Sony Says Earthquake Damage Will Cost it $1 Billion in Profits

Opening Day Of Mobile World Congress 2015
Kazuo Hirai, chief executive officer of Sony Corp., pauses during a news conference at the Mobile World Congress in Barcelona, Spain, on Monday, March 2, 2015. The event, which generates several hundred million euros in revenue for the city of Barcelona each year, also means the world for a week turns its attention back to Europe for the latest in technology, despite a lagging ecosystem. Photographer: Simon Dawson/Bloomberg via Getty Images
Photograph by Simon Dawson — Bloomberg via Getty Images

Japan’s Sony Corp on Tuesday forecast weaker-than-expected earnings this year after partially halting production of its cash-cow image sensors last month to assess earthquake damage to its factory.

The electronics maker expects operating profit to rise just 2% to 300 billion yen ($2.75 billion) for the year ending March, versus the 409 billion yen average of 27 analyst estimates compiled by Thomson Reuters.

Brisk sales of image sensors for smartphones have helped revive Sony’s earnings in recent years, masking slowing sales in other consumer electronics such as television sets.

But Sony (SNE) delayed its earnings forecast from late April after quakes shook the southern city of Kumamoto, home to one of its five image sensor plants. It partially resumed operations this month and on Tuesday said wafer production would resume by the end of August.

Sony said it would have expected about 400 billion yen in profit if not for the quake. It estimated the quake’s impact on overall business to be 115 billion yen (about $1 billion), of which 105 billion yen would be in image sensors and digital cameras.

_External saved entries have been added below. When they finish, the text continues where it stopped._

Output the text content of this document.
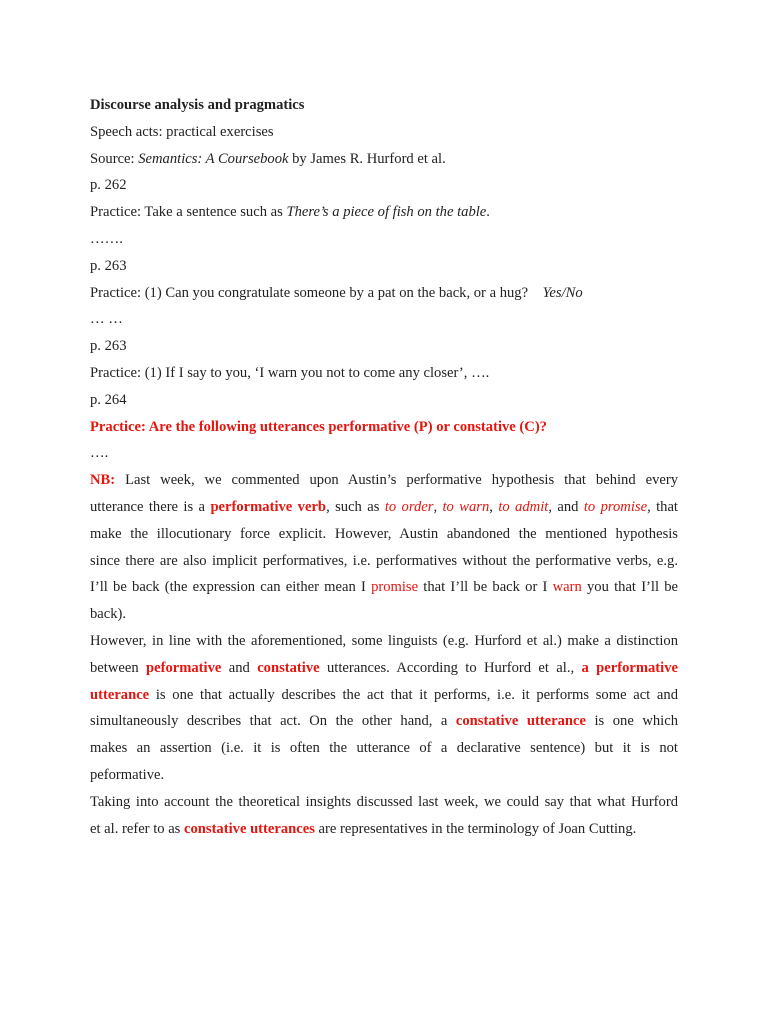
Discourse analysis and pragmatics
Speech acts: practical exercises
Source: Semantics: A Coursebook by James R. Hurford et al.
p. 262
Practice: Take a sentence such as There’s a piece of fish on the table.
…….
p. 263
Practice: (1) Can you congratulate someone by a pat on the back, or a hug? Yes/No
… …
p. 263
Practice: (1) If I say to you, ‘I warn you not to come any closer’, ….
p. 264
Practice: Are the following utterances performative (P) or constative (C)?
….
NB: Last week, we commented upon Austin’s performative hypothesis that behind every
utterance there is a performative verb, such as to order, to warn, to admit, and to promise, that
make the illocutionary force explicit. However, Austin abandoned the mentioned hypothesis
since there are also implicit performatives, i.e. performatives without the performative verbs, e.g.
I’ll be back (the expression can either mean I promise that I’ll be back or I warn you that I’ll be
back).
However, in line with the aforementioned, some linguists (e.g. Hurford et al.) make a distinction
between peformative and constative utterances. According to Hurford et al., a performative
utterance is one that actually describes the act that it performs, i.e. it performs some act and
simultaneously describes that act. On the other hand, a constative utterance is one which
makes an assertion (i.e. it is often the utterance of a declarative sentence) but it is not
peformative.
Taking into account the theoretical insights discussed last week, we could say that what Hurford
et al. refer to as constative utterances are representatives in the terminology of Joan Cutting.
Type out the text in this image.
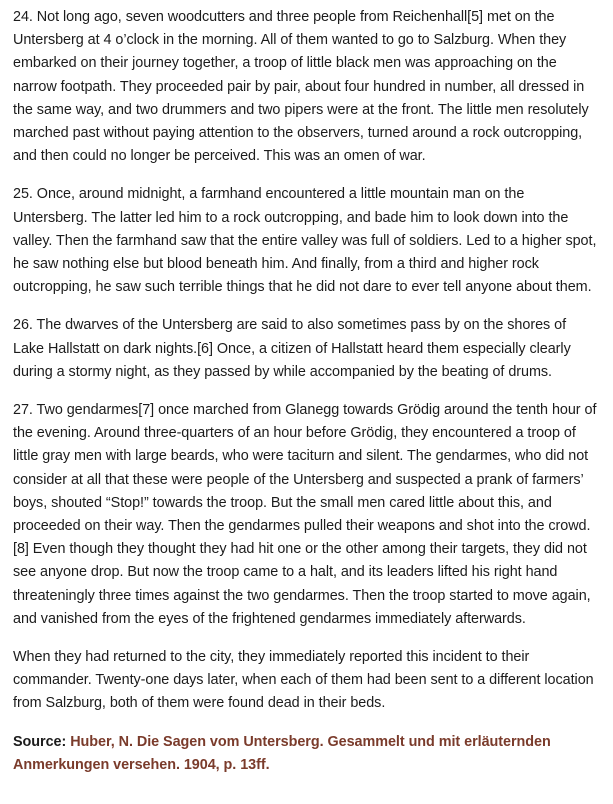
24. Not long ago, seven woodcutters and three people from Reichenhall[5] met on the Untersberg at 4 o’clock in the morning. All of them wanted to go to Salzburg. When they embarked on their journey together, a troop of little black men was approaching on the narrow footpath. They proceeded pair by pair, about four hundred in number, all dressed in the same way, and two drummers and two pipers were at the front. The little men resolutely marched past without paying attention to the observers, turned around a rock outcropping, and then could no longer be perceived. This was an omen of war.

25. Once, around midnight, a farmhand encountered a little mountain man on the Untersberg. The latter led him to a rock outcropping, and bade him to look down into the valley. Then the farmhand saw that the entire valley was full of soldiers. Led to a higher spot, he saw nothing else but blood beneath him. And finally, from a third and higher rock outcropping, he saw such terrible things that he did not dare to ever tell anyone about them.

26. The dwarves of the Untersberg are said to also sometimes pass by on the shores of Lake Hallstatt on dark nights.[6] Once, a citizen of Hallstatt heard them especially clearly during a stormy night, as they passed by while accompanied by the beating of drums.

27. Two gendarmes[7] once marched from Glanegg towards Grödig around the tenth hour of the evening. Around three-quarters of an hour before Grödig, they encountered a troop of little gray men with large beards, who were taciturn and silent. The gendarmes, who did not consider at all that these were people of the Untersberg and suspected a prank of farmers’ boys, shouted “Stop!” towards the troop. But the small men cared little about this, and proceeded on their way. Then the gendarmes pulled their weapons and shot into the crowd.[8] Even though they thought they had hit one or the other among their targets, they did not see anyone drop. But now the troop came to a halt, and its leaders lifted his right hand threateningly three times against the two gendarmes. Then the troop started to move again, and vanished from the eyes of the frightened gendarmes immediately afterwards.

When they had returned to the city, they immediately reported this incident to their commander. Twenty-one days later, when each of them had been sent to a different location from Salzburg, both of them were found dead in their beds.

Source: Huber, N. Die Sagen vom Untersberg. Gesammelt und mit erläuternden Anmerkungen versehen. 1904, p. 13ff.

The company forecast its devices division, which includes image sensors, to book an operating loss of 40 billion yen, compared with the previous year’s loss of 29.3 billion yen.


Sony holds about 40% of the market for complementary metal-oxide semiconductor (CMOS) image sensors, a type of integrated circuit that converts light into electrical signals.

Its sensors appear in Apple’s (AAPL) iPhones. Analysts said the quakes had little impact on supplies because Kumamoto is not the main production site.

But they said there could be delays to the start of mass production of dual-lens camera modules, which Apple is widely rumored to adopt for the high-end model of its upcoming iPhone 7. Modules bundle sensors, lenses and integrated circuit chips.

Sony said the expected loss at its devices segment factored in a 30 billion yen cost for canceling development and production of some high-end camera module models. It did not elaborate on reasons or whether the development was related to iPhones.

While Sony’s overall outlook was weaker than market consensus, Jefferies analyst Atul Goyal said any sell-off in Sony shares would be a buying opportunity as good news could come at the E3 gaming industry conference and next quarter’s business results.

“As the stock leaves most of the bad news behind, and heads into some important catalysts … we believe a likely or potential pull-back will provide an especially good opportunity to buy,” Goyal said in a note to clients ahead of Sony’s announcement.